Push to keep invasives out driving force behind ballast water measures

Round gobys
Round gobys at the Great Lakes Aquarium in Duluth, Minn. The invasive species were carried to the Great Lakes in the ballast tanks of ocean going ships from eastern Europe and western Russia. They were first discovered in Lake Superior in 1995. The fish are voracious feeders and can reproduce up to six times in a single season, out-competing native fish.
MPR Photo/Dan Kraker

The quest to stop invasive species from reaching the Great Lakes in the ballast water of ocean-going ships is moving forward in Congress and at the state level.

But there remains a lot of disagreement over how strict new ballast requirements should be.

The U.S. House passed a measure earlier this month, and both the Coast Guard and Environmental Protection Agency are set to release their own new rules by the end of November. Meanwhile, New York has required water to be up to a thousand times cleaner than current international standards by 2013, a move that has sparked controversy.

Jim Sharrow, facilities manager for the Duluth Seaway Port Authority, said aggressive state rules like that could bring shipping in the Great Lakes to a standstill.

"If they want to impose rules on these ships that are different than what they see elsewhere in the world, it becomes very, very difficult to find ships that are interested in ever even coming back here," he said.

The Great Lakes are now home to nearly 200 non-native species. Over half of them came here hidden in ballast tanks deep in the bowels of cargo ships. When the ships flushed their tanks, into the Great Lakes the invaders went, including a finger-length fish called the round goby.

First discovered in Lake Superior in 1995, the voracious eater from the Black and Caspian seas is blamed for declining populations of native sculpin fish in the Great Lakes.

Discharging ballast water
All ballast water contains living organisms. When these organisms are picked up in one place and discharged in another, big trouble can result.
Photo courtesy of the U.S. Geological Survey

Three years later, fishermen reeled in gobies, recalls Doug Jensen, aquatic invasive species program coordinator for Minnesota Sea Grant.

"I asked them, 'how many did you catch?' They said 125," Jensen recalled. "I said, from how much shoreline?' They said, 'from one little spot about 30 feet in diameter.' And I knew we had a major infestation."

Efforts to prevent such infestations date back to at least 1993, when ships entering the St. Lawrence Seaway had to exchange their ballast water in the middle of the ocean.
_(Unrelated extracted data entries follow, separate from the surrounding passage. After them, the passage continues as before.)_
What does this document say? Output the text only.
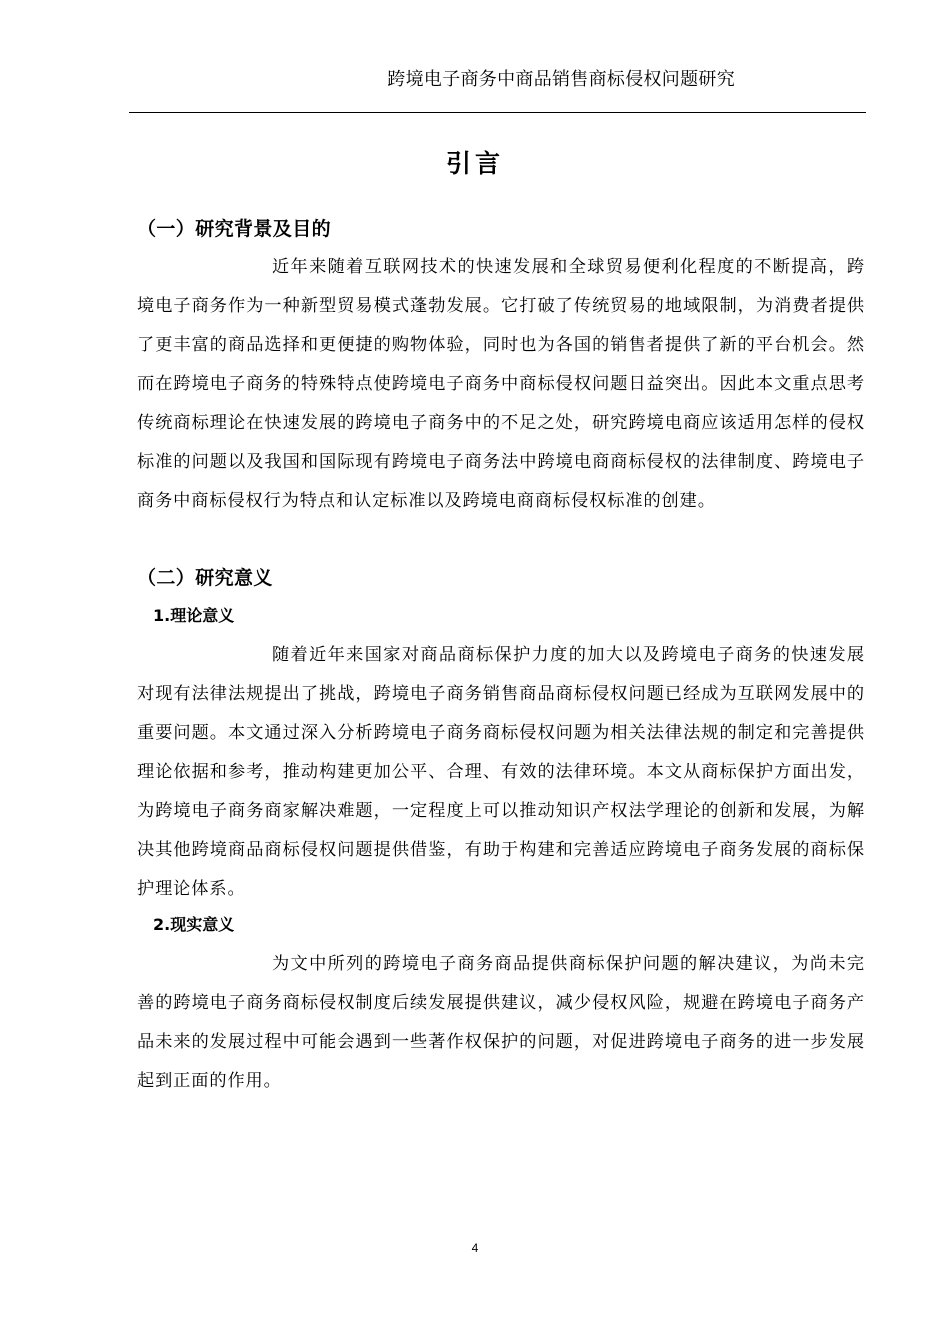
跨境电子商务中商品销售商标侵权问题研究
引言
（一）研究背景及目的

近年来随着互联网技术的快速发展和全球贸易便利化程度的不断提高，跨境电子商务作为一种新型贸易模式蓬勃发展。它打破了传统贸易的地域限制，为消费者提供了更丰富的商品选择和更便捷的购物体验，同时也为各国的销售者提供了新的平台机会。然而在跨境电子商务的特殊特点使跨境电子商务中商标侵权问题日益突出。因此本文重点思考传统商标理论在快速发展的跨境电子商务中的不足之处，研究跨境电商应该适用怎样的侵权标准的问题以及我国和国际现有跨境电子商务法中跨境电商商标侵权的法律制度、跨境电子商务中商标侵权行为特点和认定标准以及跨境电商商标侵权标准的创建。

（二）研究意义
1.理论意义

随着近年来国家对商品商标保护力度的加大以及跨境电子商务的快速发展对现有法律法规提出了挑战，跨境电子商务销售商品商标侵权问题已经成为互联网发展中的重要问题。本文通过深入分析跨境电子商务商标侵权问题为相关法律法规的制定和完善提供理论依据和参考，推动构建更加公平、合理、有效的法律环境。本文从商标保护方面出发，为跨境电子商务商家解决难题，一定程度上可以推动知识产权法学理论的创新和发展，为解决其他跨境商品商标侵权问题提供借鉴，有助于构建和完善适应跨境电子商务发展的商标保护理论体系。

2.现实意义

为文中所列的跨境电子商务商品提供商标保护问题的解决建议，为尚未完善的跨境电子商务商标侵权制度后续发展提供建议，减少侵权风险，规避在跨境电子商务产品未来的发展过程中可能会遇到一些著作权保护的问题，对促进跨境电子商务的进一步发展起到正面的作用。

4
The saltwater kills a lot of the freshwater organisms left in the tanks. Then, in 2006, even empty ballast tanks had to be flushed with seawater.

Those uncelebrated moves have had a profound effect. Not a single new invasive species has been discovered in over five years, said Dale Bergeron, a maritime extension educator for Minnesota Sea Grant.

"Given the past dialogue of a new species every seven or eight months, this is unbelievably dramatic," Bergeron said.

Sea Lamprey
A close up of an invasive sea lamprey's mouth at the Great Lakes Aquarium in Duluth, Minn. Sea lampreys were some of the earliest and most destructive invasive species in the Great Lakes. They nearly eliminated the lake trout population after they arrived when the Welland Canal was enlarged between Lake Ontario and Lake Erie.
MPR Photo/Dan Kraker

Despite such success, there is wide consensus that a new national standard for ballast water is needed because there still are potentially harmful organisms that can survive in ballast tanks, even after saltwater flushing. The next step is for ships to install miniature treatment plants that kill the vast majority of organisms before the ballast water is discharged.

The controversy is over just how effective that equipment needs to be. Debate has focused on New York's tough measures to protect waters along the St. Lawrence Seaway to the Atlantic Ocean.

Sharrow and others say there's no proven technology to comply with New York's standard. But Marc Smith, a senior policy manager for the National Wildlife Federation, said the same thing was once true of gas mileage standards for cars.

"Let the standard drive the technology," Smith said. "We're firm believers that the higher standard you have, the technology will catch up to meet it."

But there's another problem with New York's tough new standard. It's impossible to tell if a ship has met it.

Experimental treatment systems are often put to the test at the Great Ships Initiative, a lakeside laboratory in Superior, Wis. After water has been treated, biologists painstakingly count the surviving organisms. But there's broad agreement that the technology doesn't exist yet to test at the level of precision required for New York's standard.

What's more, Bergeron said, there's no guarantee New York's tough standard will be effective.

"What does it mean in terms of protection? No one knows," he said. "For one species it might be 100 percent effective. For another species, it might have no impact whatsoever."

As federal officials mull their own standards, others, like Canadian government scientist Sarah Bailey, worry that the focus on removing invasive species from ballast water may be misplaced.

"The problem is that ballast water has been such a focus for the last 20 years that a lot of the other pathways have been ignored."

Bailey says other sources of invasive species, such as businesses that supply science classrooms, are still unregulated, and could deliver the next harmful foreign species that arrives in the Great Lakes.